Show that for any square matrices of the same size, A, B, that AB and BA have the same characteristic polynomial.

## The Attempt at a Solution

I understand how to do this if either A or B is invertible, since they would be similar then. I saw a proof that states to take $A = A + \epsilon I$, so that $det(A+\epsilon I) \neq 0$, and then we have,

$$det \left((A+\epsilon I) B - \lambda I \right) = det \left((B(A+\epsilon I) - \lambda I\right)$$

Since then we can use the similarity argument. We then take $\epsilon\rightarrow 0$.

I'm wondering if someone could please provide an accessible, but sound explanation of why we are allowed to use this $\epsilon \rightarrow 0$ argument.

Thanks!

Can you see that the entities on either side of the equation are multivariate polynomials with respect to epsilon and lambda?
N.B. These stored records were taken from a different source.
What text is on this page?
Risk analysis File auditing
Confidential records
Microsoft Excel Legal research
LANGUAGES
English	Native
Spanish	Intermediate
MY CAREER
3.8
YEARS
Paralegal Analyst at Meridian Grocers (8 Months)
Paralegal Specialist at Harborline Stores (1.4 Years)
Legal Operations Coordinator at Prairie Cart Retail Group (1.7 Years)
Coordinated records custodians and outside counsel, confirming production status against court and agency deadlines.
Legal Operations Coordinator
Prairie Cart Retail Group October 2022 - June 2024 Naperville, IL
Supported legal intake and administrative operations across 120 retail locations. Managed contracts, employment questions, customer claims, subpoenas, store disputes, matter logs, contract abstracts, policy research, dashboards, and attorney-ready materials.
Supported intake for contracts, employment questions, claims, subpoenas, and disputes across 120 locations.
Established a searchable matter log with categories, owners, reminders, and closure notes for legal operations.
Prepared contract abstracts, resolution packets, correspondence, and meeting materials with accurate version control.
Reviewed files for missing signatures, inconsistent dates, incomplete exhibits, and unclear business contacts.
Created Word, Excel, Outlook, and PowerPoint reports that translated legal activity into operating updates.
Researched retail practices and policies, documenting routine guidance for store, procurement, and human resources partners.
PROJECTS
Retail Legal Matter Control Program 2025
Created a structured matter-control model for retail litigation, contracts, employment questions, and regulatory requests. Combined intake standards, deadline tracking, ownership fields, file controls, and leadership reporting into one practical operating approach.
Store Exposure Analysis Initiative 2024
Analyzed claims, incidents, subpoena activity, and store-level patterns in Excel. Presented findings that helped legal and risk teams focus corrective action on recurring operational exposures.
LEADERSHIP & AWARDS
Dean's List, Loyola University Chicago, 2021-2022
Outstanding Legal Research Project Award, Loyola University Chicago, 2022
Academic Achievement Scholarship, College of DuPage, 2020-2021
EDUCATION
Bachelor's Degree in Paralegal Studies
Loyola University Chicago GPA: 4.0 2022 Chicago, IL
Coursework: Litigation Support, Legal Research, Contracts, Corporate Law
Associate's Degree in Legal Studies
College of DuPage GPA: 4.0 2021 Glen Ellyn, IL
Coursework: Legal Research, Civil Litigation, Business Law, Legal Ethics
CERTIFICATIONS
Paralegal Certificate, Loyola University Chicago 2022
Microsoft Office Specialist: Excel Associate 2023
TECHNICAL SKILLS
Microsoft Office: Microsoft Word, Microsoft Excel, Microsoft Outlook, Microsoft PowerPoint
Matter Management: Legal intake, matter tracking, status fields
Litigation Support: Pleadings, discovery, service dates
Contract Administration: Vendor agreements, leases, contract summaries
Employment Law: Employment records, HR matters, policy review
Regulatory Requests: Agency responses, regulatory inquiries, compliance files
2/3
Hmm, somewhat. Could you please provide greater insight?

IniquiTrance said:
Hmm, somewhat. Could you please provide greater insight?

"Somewhat" is not good. If you really don't see it, take a simple 2x2 case and work it out.

If you do see that, then what do you know of continuity of polynomials? What is $\lim_{\epsilon \rightarrow 0} P(\epsilon, \lambda)$, if $P(\epsilon, \lambda)$ is a polynomial?

Hmm are you sure that's the right question? A would need some inverse C such that :

C-1AC = B

Then you could start by saying :

pB(λ) = det(B-λIn)

Then you should use what you know about B and the identity matrix In to massage the expression into pA(λ) [ Hint : Think about inverses and how they work! ]